La provenance de la matière première qui sera raffinée à Wanze peut quant à elle poser question au sein de nos rangs agricoles à l’heure où les obligations environnementales se multiplient. En effet, le sucre roux qui sera raffiné à Wanze pour devenir blanc sera issu de contrées exotiques telles que l’Inde, l’Afrique du Sud ou encore l’Amérique du Sud. Il ne vaut cependant pas la peine de casser du sucre sur le dos de la canne achetée par le groupe Südzucker d’après Guy Paternoster : « le sucre que nous nous procurons a été acheté avec la certification Bonsucro, garantie par des auditeurs externes. Les points d’attention de cette certification portent sur l’aspect social, comme le travail des enfants, et l’aspect environnemental. De cette façon, nous nous assurons que le sucre acheté ne soit pas produit n’importe où et n’importe comment. Il est important d’avoir un discours et des actions cohérents par rapport aux exigences appliquées aux agriculteurs européens, belges et wallons sur les standards de production et la durabilité. »  N’en reste pas moins la problématique du transport de cette matière première sur des distances continentales, qui ne pourra pas être réglée à coup de certifications…

Et les prix?

Le raffinage de sucre de canne doit-il inquiéter les betteraviers quant aux prix qui seront pratiqués sur leur sucre? Non, si l’on en croit monsieur Paternoster : « le prix du sucre en Europe est principalement basé sur le prix du sucre sur le marché mondial. Raffiner du sucre de canne n’aura donc pas d’influence sur les prix payés aux betteraviers. Selon la position de l’Europe, si l’on est importateur ou exportateur, se calcule un ajustement du prix mondial : à la hausse si l’on doit importer du sucre en Europe ou à la baisse si l’on doit exporter. »

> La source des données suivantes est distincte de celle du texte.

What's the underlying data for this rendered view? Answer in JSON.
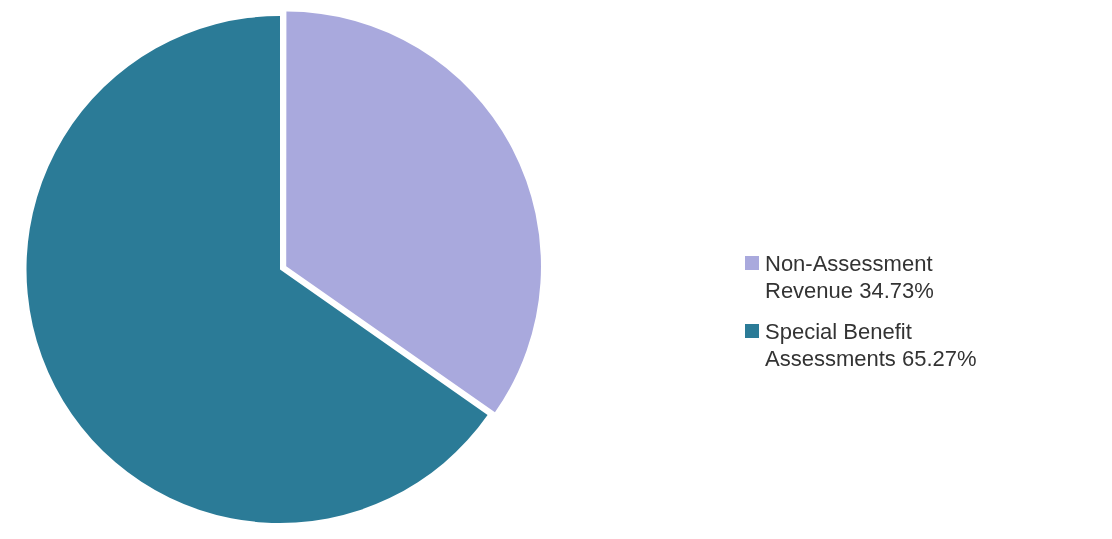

Toujours à Wanze… où la provenance du froment pose question

Dans un communiqué cette semaine, Biowanze (également partie du groupe Südzucker) a souhaité couper les ailes d’un vilain canard colporteur de la rumeur selon laquelle une partie du froment utilisé par l’usine proviendrait de pays non-européens.

Froment

Une rumeur aussitôt démentie, car Biowanze avance utiliser 50 à 60% de blé fourrager belge, dont 98% seraient wallons, le tout étant complété par des froments fourragers français ou encore allemand. Le site mosan dément par ailleurs formellement l’utilisation de froment russe ou ukrainien.

Pour Vincent Demanet, l’activité de Biowanze est bénéfique pour les agriculteurs belges et wallons, constituant un win-win pour à la fois l’entreprise et le secteur agricole. « Si nous n’avions pas Biowanze, nous rencontrerions aussi des problèmes d’écoulement pour les céréales » conclut-il.